Let's Play: Spanish Music!
If you missed the FANTASTIC livestream with Magdalena Stern Baczewska this past Saturday, be sure to check it out! She walked us through several centuries of Spanish music, its developments, rhythmic styles, melodic content, and much more - Quite a comprehensive event!
So we decided it would be fun to host a "Mini Challenge" where for the next two weeks we choose a piece to work on and post our progress here!
If you need some suggestions about music to play, check out the livestream or this list that I have compiled! Repertoire below is considered to be on the easier side, due to the nature of this shorter challenge!
Sebastian Yradier: El Arreglito (The unknown inspiration for the famous Habanera from the opera, Carmen, by Bizet!)

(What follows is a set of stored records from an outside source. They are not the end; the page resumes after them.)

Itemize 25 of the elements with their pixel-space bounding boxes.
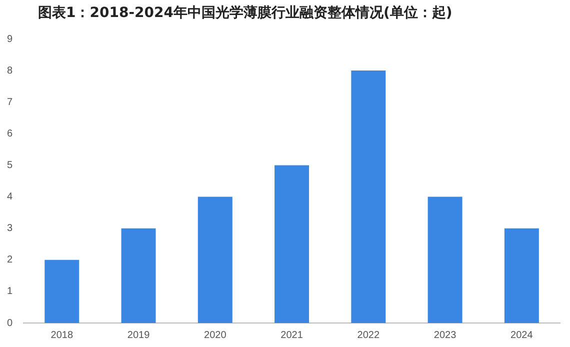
x-tick-label: 2021 [280, 330, 304, 341]
x-tick-label: 2018 [50, 330, 74, 341]
bar [198, 196, 232, 323]
bar [44, 260, 80, 323]
y-tick-label: 7 [7, 96, 13, 108]
y-tick-label: 8 [7, 65, 13, 76]
y-tick-label: 2 [7, 254, 13, 266]
x-tick-label: 2020 [204, 330, 227, 341]
y-tick-label: 9 [7, 34, 13, 45]
y-tick-label: 5 [7, 160, 13, 171]
x-tick-label: 2023 [434, 330, 457, 341]
bar [428, 196, 462, 323]
x-tick-label: 2019 [127, 330, 150, 341]
y-tick-label: 1 [7, 286, 13, 298]
y-tick-label: 3 [7, 223, 13, 234]
x-tick-label: 2024 [510, 330, 534, 341]
bar [351, 70, 386, 323]
x-tick-label: 2022 [357, 330, 380, 341]
y-tick-label: 4 [7, 192, 13, 203]
bar [274, 165, 310, 323]
bar [121, 228, 156, 323]
chart-title: 图表1：2018-2024年中国光学薄膜行业融资整体情况(单位：起) [38, 4, 452, 22]
y-tick-label: 6 [7, 128, 13, 140]
y-tick-label: 0 [7, 318, 13, 329]
bar [504, 228, 539, 323]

Advice: Play the piano part, since it pretty much doubles the vocal part the entire time, feel free to add notes from the vocal line into piano part in the final bars!

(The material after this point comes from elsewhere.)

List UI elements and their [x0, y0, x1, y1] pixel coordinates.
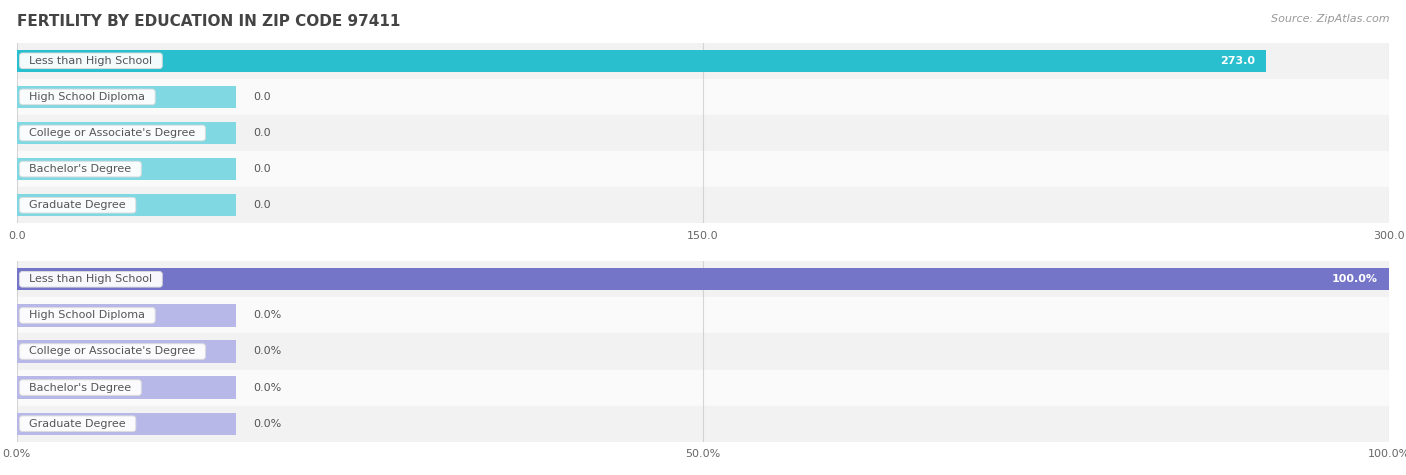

Intermediate level piece, but one of the most famous and satisfying to play!
A lesser known, but magical composer born in Barcelona! Two options below:
A haunting and gorgeous piece by this famous composer!

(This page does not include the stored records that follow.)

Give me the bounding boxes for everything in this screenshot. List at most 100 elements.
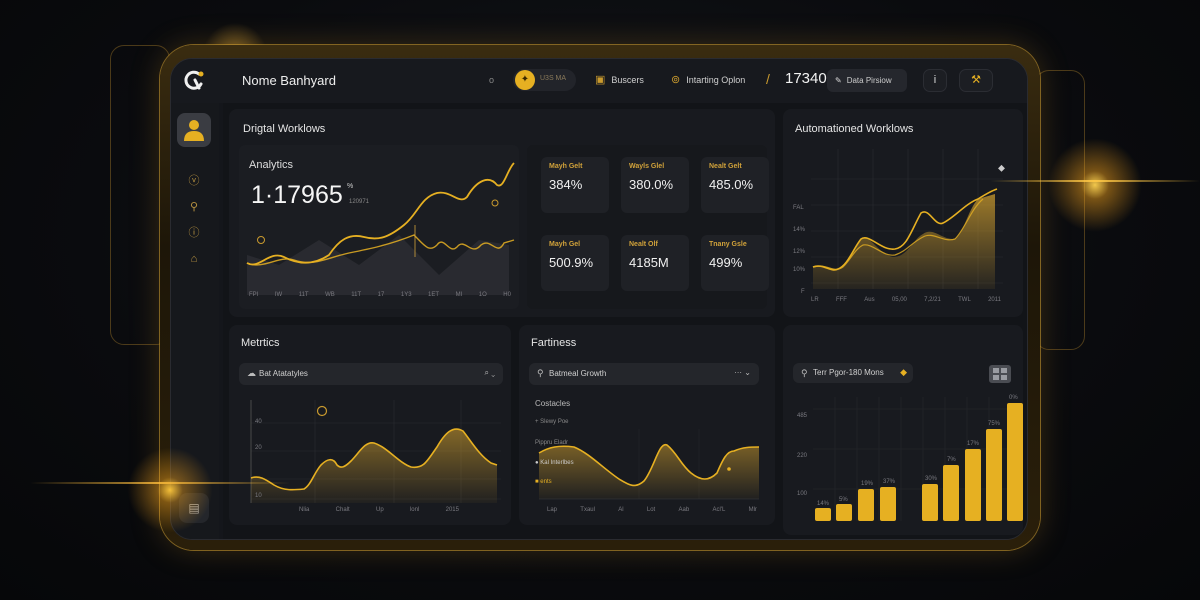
bar-label: 0% <box>1009 395 1018 401</box>
terr-pgor-dropdown[interactable]: ⚲ Terr Pgor-180 Mons ◆ <box>793 363 913 383</box>
bat-analytics-dropdown[interactable]: ☁ Bat Atatatyles ⌕ ⌄ <box>239 363 503 385</box>
automationed-x-axis: LR FFF Aus 05,00 7,2/21 TWL 2011 <box>811 297 1001 303</box>
card-title: Automationed Worklows <box>795 123 914 135</box>
status-pill[interactable]: ✦ U3S MA <box>513 69 576 91</box>
legend-item: + Slewy Poe <box>535 419 569 425</box>
x-label: 1ET <box>428 292 440 298</box>
metric-label: Mayh Gel <box>549 241 581 248</box>
dropdown-label: Terr Pgor-180 Mons <box>813 368 884 377</box>
data-preview-button[interactable]: ✎ Data Pirsiow <box>827 69 907 92</box>
info-button[interactable]: i <box>923 69 947 92</box>
x-label: FFF <box>835 297 847 303</box>
buscers-link[interactable]: ▣ Buscers <box>595 73 644 86</box>
x-label: 1O <box>478 292 487 298</box>
metric-value: 380.0% <box>629 177 674 192</box>
x-label: Chalt <box>335 507 350 513</box>
legend-item: Pippru Eladr <box>535 440 568 446</box>
y-label: 100 <box>797 491 808 497</box>
magnifier-icon[interactable]: ⚲ <box>189 201 199 213</box>
fartiness-area-chart <box>538 429 760 500</box>
bar-label: 5% <box>839 497 848 503</box>
analytics-line-chart <box>246 162 515 295</box>
chart-subtitle: Costacles <box>535 399 571 408</box>
bar-label: 30% <box>925 476 938 482</box>
logo-icon[interactable] <box>183 69 207 93</box>
automationed-workflows-card: Automationed Worklows <box>783 109 1023 317</box>
metric-value: 500.9% <box>549 255 594 270</box>
legend-label: Kal Interlbes <box>540 460 574 466</box>
y-label: 485 <box>797 413 808 419</box>
x-label: 2011 <box>988 297 1001 303</box>
legend-label: ents <box>540 479 552 485</box>
x-label: TWL <box>958 297 971 303</box>
metric-tile[interactable]: Tnany Gsle 499% <box>701 235 769 291</box>
batmeal-growth-dropdown[interactable]: ⚲ Batmeal Growth ··· ⌄ <box>529 363 759 385</box>
x-label: 11T <box>298 292 309 298</box>
x-label: Al <box>618 507 624 513</box>
pill-label: U3S MA <box>540 75 567 82</box>
x-label: Up <box>375 507 384 513</box>
y-label: 220 <box>797 453 808 459</box>
diamond-icon[interactable]: ⬥ <box>998 163 1005 174</box>
x-label: H0 <box>503 292 511 298</box>
x-label: WB <box>325 292 335 298</box>
analytics-x-axis: FPI IW 11T WB 11T 17 1Y3 1ET MI 1O H0 <box>249 292 511 298</box>
legend-item: ■ ents <box>535 479 552 485</box>
top-bar: Nome Banhyard o ✦ U3S MA ▣ Buscers ⊚ Int… <box>171 59 1027 103</box>
app-title: Nome Banhyard <box>242 73 336 88</box>
chart-circle-icon[interactable]: ⓥ <box>188 175 200 187</box>
search-circle-icon: ⊚ <box>671 74 681 86</box>
x-label: Acl'L <box>712 507 726 513</box>
x-label: Aab <box>678 507 690 513</box>
digital-workflows-card: Drigtal Worklows Analytics 1·17965 % 120… <box>229 109 775 317</box>
x-label: IW <box>274 292 283 298</box>
coin-icon: ✦ <box>515 70 535 90</box>
status-dot: o <box>489 75 495 85</box>
metric-label: Tnany Gsle <box>709 241 747 248</box>
data-preview-label: Data Pirsiow <box>846 76 892 85</box>
analytics-panel: Analytics 1·17965 % 120971 FPI IW 11T WB <box>239 145 519 309</box>
calendar-icon[interactable]: ▤ <box>179 493 209 523</box>
metric-tile[interactable]: Mayh Gelt 384% <box>541 157 609 213</box>
analytics-value: 1·17965 <box>251 181 343 209</box>
fartiness-card: Fartiness ⚲ Batmeal Growth ··· ⌄ Costacl… <box>519 325 775 525</box>
metrics-grid: Mayh Gelt 384% Wayls Glel 380.0% Nealt G… <box>527 145 769 309</box>
wrench-icon[interactable]: ⚒ <box>959 69 993 92</box>
metric-label: Mayh Gelt <box>549 163 583 170</box>
metric-tile[interactable]: Mayh Gel 500.9% <box>541 235 609 291</box>
decorative-frame-line <box>1035 70 1085 350</box>
metrics-area-chart <box>250 400 501 503</box>
metric-label: Nealt Olf <box>629 241 658 248</box>
sidebar: ⓥ ⚲ ⓘ ⌂ ▤ <box>171 103 219 539</box>
x-label: MI <box>455 292 463 298</box>
avatar[interactable] <box>177 113 211 147</box>
analytics-label: Analytics <box>249 159 294 171</box>
x-label: Lot <box>646 507 656 513</box>
x-label: LR <box>811 297 819 303</box>
bar-label: 7% <box>947 457 956 463</box>
legend-label: Pippru Eladr <box>535 440 569 446</box>
building-icon[interactable]: ⌂ <box>190 253 198 265</box>
info-icon[interactable]: ⓘ <box>188 227 200 239</box>
card-title: Drigtal Worklows <box>243 123 326 135</box>
metric-tile[interactable]: Wayls Glel 380.0% <box>621 157 689 213</box>
bar-label: 14% <box>817 501 830 507</box>
x-label: FPI <box>249 292 259 298</box>
card-title: Metrtics <box>241 337 280 349</box>
cloud-icon: ☁ <box>247 368 256 378</box>
buscers-label: Buscers <box>611 74 644 85</box>
analytics-subvalue: 120971 <box>349 199 370 205</box>
grid-view-icon[interactable] <box>989 365 1011 383</box>
bar-label: 19% <box>861 481 874 487</box>
bar-label: 75% <box>988 421 1001 427</box>
intarting-option-link[interactable]: ⊚ Intarting Oplon <box>671 73 745 86</box>
counter-value: 17340 <box>785 70 827 87</box>
metric-tile[interactable]: Nealt Gelt 485.0% <box>701 157 769 213</box>
metric-tile[interactable]: Nealt Olf 4185M <box>621 235 689 291</box>
bars-card: ⚲ Terr Pgor-180 Mons ◆ <box>783 325 1023 535</box>
search-icon: ⚲ <box>801 368 808 378</box>
x-label: 7,2/21 <box>924 297 941 303</box>
bar-chart <box>813 397 1023 521</box>
search-chevron-icon: ⌕ ⌄ <box>484 368 495 377</box>
intarting-option-label: Intarting Oplon <box>686 74 746 85</box>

Most of his music is very difficult but these short works can prove quite interesting!
If you would like to be featured on our Mini Challenge WATCH PARTY please submit a video of you playing your selected piece by May 15th!
Watch Party MAY 24th at 11am PT!
I'm so sorry to have missed this live! However, I have started Estampes by Debussy and not quite done with Pagodes. But in anticipation of this live stream I moved to La soirée dans Grenade. So I will try to work up a page or two of that for this very short challenge! Magdalena's album "Debussy on 5th Avenue" is my inspiration - she plays these pieces amazingly!! You all need to listen to that album!
Comment about Albeniz Asturias - the shared PDF shows the big right hand octave jumps (starting measure 25) as an 8th in left and a 16th in right where you have to jump back down in the right to play the immediate next 16th. So the first big octave jump is a D chord covering the whole octave and the next note is to jump back down to the D octave below. I found a print version of this that shows these as first the D octave in the left as a 16th followed by the D chord in right as a 16th followed by the D note in the left as the 3rd 16th and so on. That version basically gives you a 16th rest in the right to get back down an octave instead of playing back to back octaves as 16th notes in the right. This makes it a lot easier to do the octave jumps. I've attached a photo for reference as it will be more obvious to look at it. The photo shows the even bigger octave jumps of measure 41 but it should make clear what I am talking about.
I would like to contribute this piece by Falla - Spanish Dance no 1 from his opera La Vida Breve. This piece has flummoxed me for more than 10 years as I couldn’t seem to break through a few technical barriers. Only very recently and with very deliberate mindful practice, I managed to break down and overcome them.